Weniger spezifisch verwendete Belege rekurrieren zumeist auf das Wahrheitsdefizit von mythos: Im Hippias Maior wird die Titelfigur von Sokrates als „Märchenonkel“ ironisiert, bei dem die Spartaner wie Kinder bei alten Frauen Zerstreuung durch „lustige Geschichten“ suchten (Hipp Ma 286a2 pros to hēdeōs mythologēsai). Im Schlussteil des Politikos grenzt der Gast aus Elea das – offenbar epistemologisch defiziente – „Geschichtenerzählen“ (Plt 304d1 dia mythologias) als Methode der Beeinflussung großer Massen von „(echter) Belehrung“ (304d1–2 dia didachēs) ab, ordnet aber beide der auf irrationales Überzeugen bauenden Rhetorik zu.40 Gelegentlich bezieht Platon mythos – gewissermaßen im Vorgriff auf Aristoteles’ Poetik – auf die Gestaltung kritisch beäugter tragischer Plots: Im Kratylos siedelt Sokrates die „geschmeidiger, göttlicher Wahrheit“ entgegengesetzte „unwahre/verlogene Rede“ (Krat 408c2–3 logos … pseudēs) im „borstigen und böckischen“ (408c7 trachy kai tragikon) Menschenleben an. Das ist für ihn „das Leben der Bocksgesänge“ (408c9 tragikon bion), in deren „unheimlicher Vielzahl von Geschichten“ es von Lügen wimmle (408c8 pleistoi hoi mythoi te kai ta pseude). Im – kaum authentischen – Minos entlarvt Sokrates denn auch die Sage von Minos’ Grausamkeit und Ungerechtigkeit als „attische Tragikererfindung“ ([Min] 318d11 Attikon … legeis mython kai tragikon). Die Lobeshymnen, die Homer und Hesiod auf Minos anstimmten, seien hingegen „glaubwürdiger als alle Tragödienschreiber zusammen“ (318e2–4).

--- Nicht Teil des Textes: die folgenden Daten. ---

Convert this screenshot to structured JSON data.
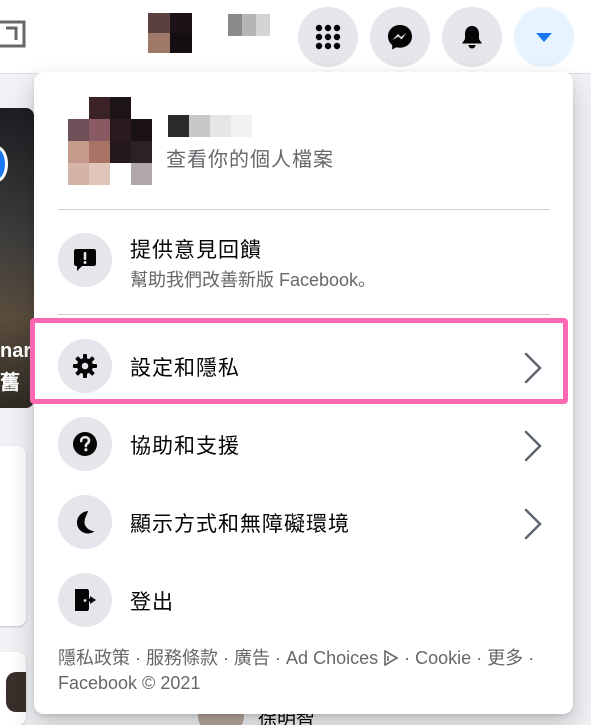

In erster Linie moralisch anstößig erscheinen diejenigen mythoi, die der Eleate in seinem eigenen Mythos über das Kronoszeitalter als Gegenstände verbreiteter Überlieferung erwähnt: Wenn man unter Kronos, so meint er sinngemäß, ganz dem Genussleben erlegen wäre und sich und die Tiere „mit solchen (liederlichen) Geschichten unterhalten hätte, wie man sie jetzt noch über diese Epoche erzählt“ (Plt 272c6–8 ei … dielegonto … mythous hoioi … kai ta nyn peri autōn legontai), dann wäre es um das Glück dieser Epoche schlecht bestellt gewesen!